Friday, August 30, 2024

Some of these women or others

I've mentioned a couple of times over the past few weeks that I seem to have a disproportionate number of silent movies and foreign films sitting on my DVR. One of the things this means is that I'll be doing a slightly greater proportion of posts on films from both of these genres than normal, since the one thing with the YouTube TV DVR is that stuff only stays on it for nine months. Thankfully, it looks like I've got foreign films in several different languages to do posts on, so it's not as if I'll be doing six Japanese films in a row. Having done Japanese and French films so far in August, it's time for one in Swedish: Ingmar Bergman's All These Women.

Jarl Kulle is the nominal star here, not the women; he plays Cornelius, a biographer and would-be composer. He had been hoping to do a biography of the famous cellist Felix (only seen from behind or from the neck down), but Felix screws up those plans by suddenly dropping dead. His body is laid out, and a bunch of women show up so that they can all comment on how Felix looks the same, and yet different.

Go back four days, as Cornelius shows up with a composition in hand that he hopes Felix can play, and hoping to get interviews with Felix to complete that biography he's been working on. Instead, he finds a bunch of women, all of whom seem to have had romantic dalliances with Felix at one point or another. Humlan (Bibi Andersson), the "Bumblebee" is Felix's mistress. Isolde (Harriet Andersson) is a maid at the estate. Adelaide (Eva Dahlbeck) is his wife; Mme. Tussaud (Karin Kavli) supports Felix financially; and Traviata is studying under Felix. The one other man in the movie is Jillker, who is Felix's agent and responsible for bookings and Felix's repertoire.

So, unable to talk to Felix, Cornelius tries to talk to everybody else, especially the women, to learn more about Felix. Cornelius has varying degrees of success, although things take a turn for the rather more dramatic when Humlan takes him to her bedroom, only for Traviata to show up and attack him for... reasons. It continues like this, with various errors for poor Cornelius as he tries to get that interview with Felix, until he's finally able to get Felix to play his piece at a chamber concert, only for Felix to drop dead just as he's about to start performing it.

As I was watching All These Women, I couldn't help but think of Citizen Kane. To me, somebody taking the idea of Citizen Kane in that a writer interviews the people who knew a famous man -- but then turning the movie into either a farce or a dark comedy -- is an idea that definitely has potential.
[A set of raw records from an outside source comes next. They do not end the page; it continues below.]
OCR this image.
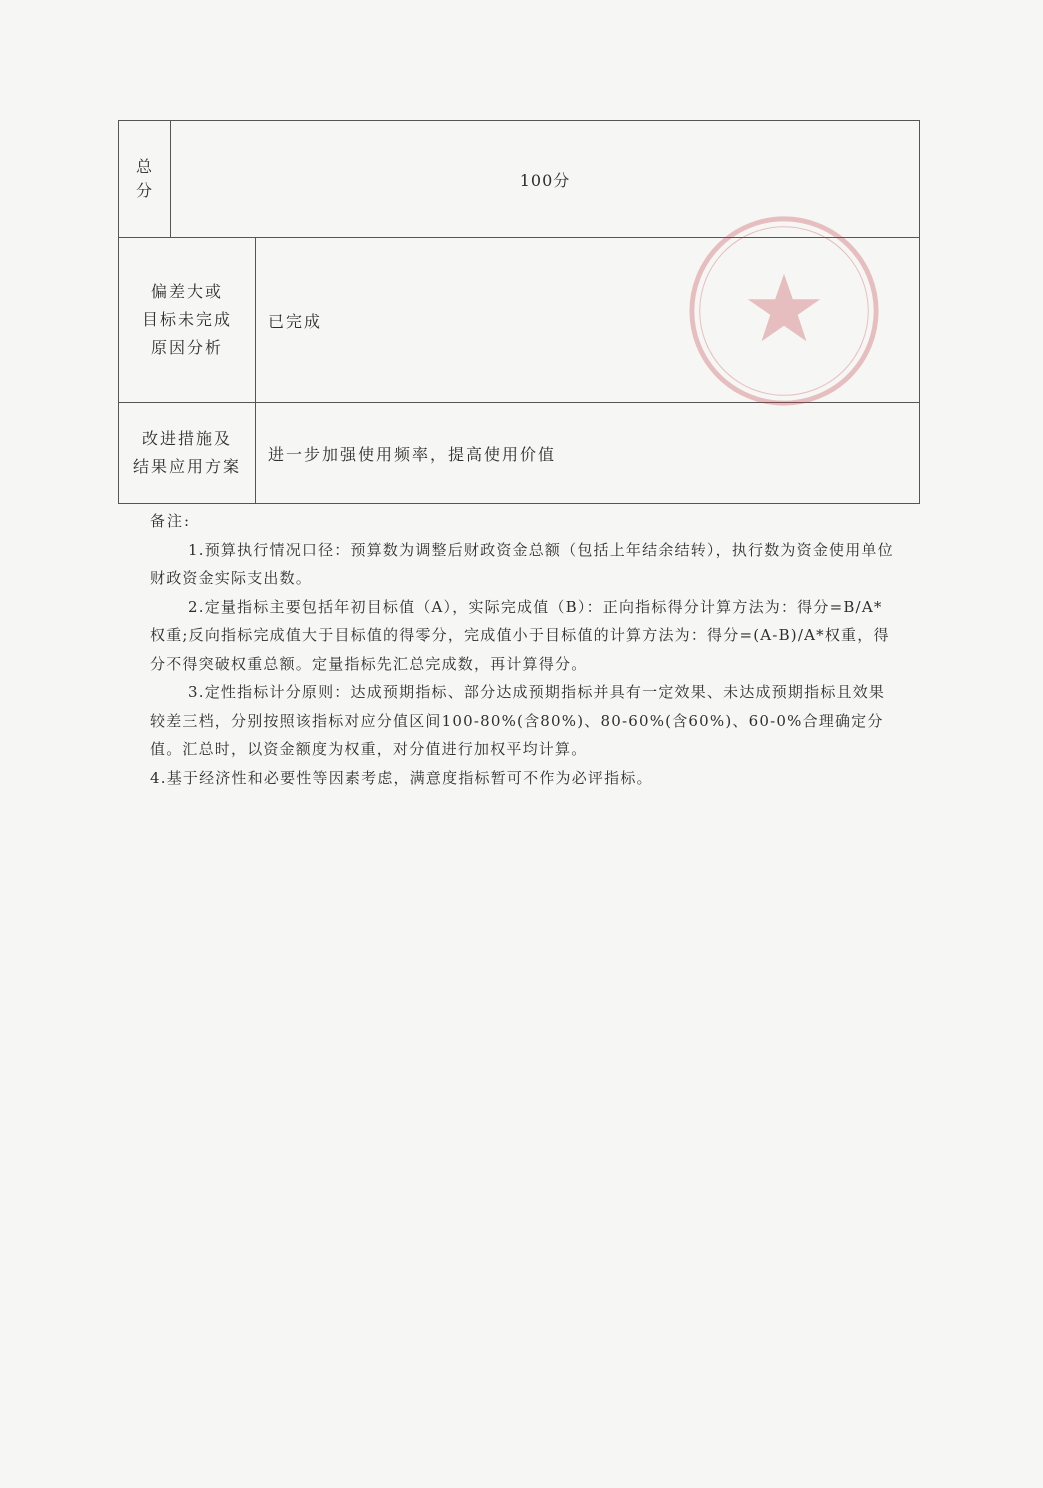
总
分
100分
偏差大或
目标未完成
原因分析
已完成
改进措施及
结果应用方案
进一步加强使用频率，提高使用价值

备注:

1.预算执行情况口径：预算数为调整后财政资金总额（包括上年结余结转），执行数为资金使用单位财政资金实际支出数。

2.定量指标主要包括年初目标值（A），实际完成值（B）：正向指标得分计算方法为：得分=B/A*权重;反向指标完成值大于目标值的得零分，完成值小于目标值的计算方法为：得分=(A-B)/A*权重，得分不得突破权重总额。定量指标先汇总完成数，再计算得分。

3.定性指标计分原则：达成预期指标、部分达成预期指标并具有一定效果、未达成预期指标且效果较差三档，分别按照该指标对应分值区间100-80%(含80%)、80-60%(含60%)、60-0%合理确定分值。汇总时，以资金额度为权重，对分值进行加权平均计算。

4.基于经济性和必要性等因素考虑，满意度指标暂可不作为必评指标。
Unfortunately, All These Women is not that movie. Several of the reviews I read seem to think that the reason All These Women doesn't work is that comedy was just not in Ingmar Bergman's wheelhouse, but I've seen Smiles of a Summer Night, and really enjoyed that one.

However, I do think Bergman's direction is part of the problem here. It feels almost as though he's directing kabuki theater, with the whole production way too stylized. I think it needed more of the stereotypical French sensibility of a man having a whole bunch of mistresses, but also to be filmed as something straightforward and, as much as this will probably tick some people, a more conventional filming and not arthouse.

All These Women had potential, but for whatever reason, Ingmar Bergman was not able to reach that potential.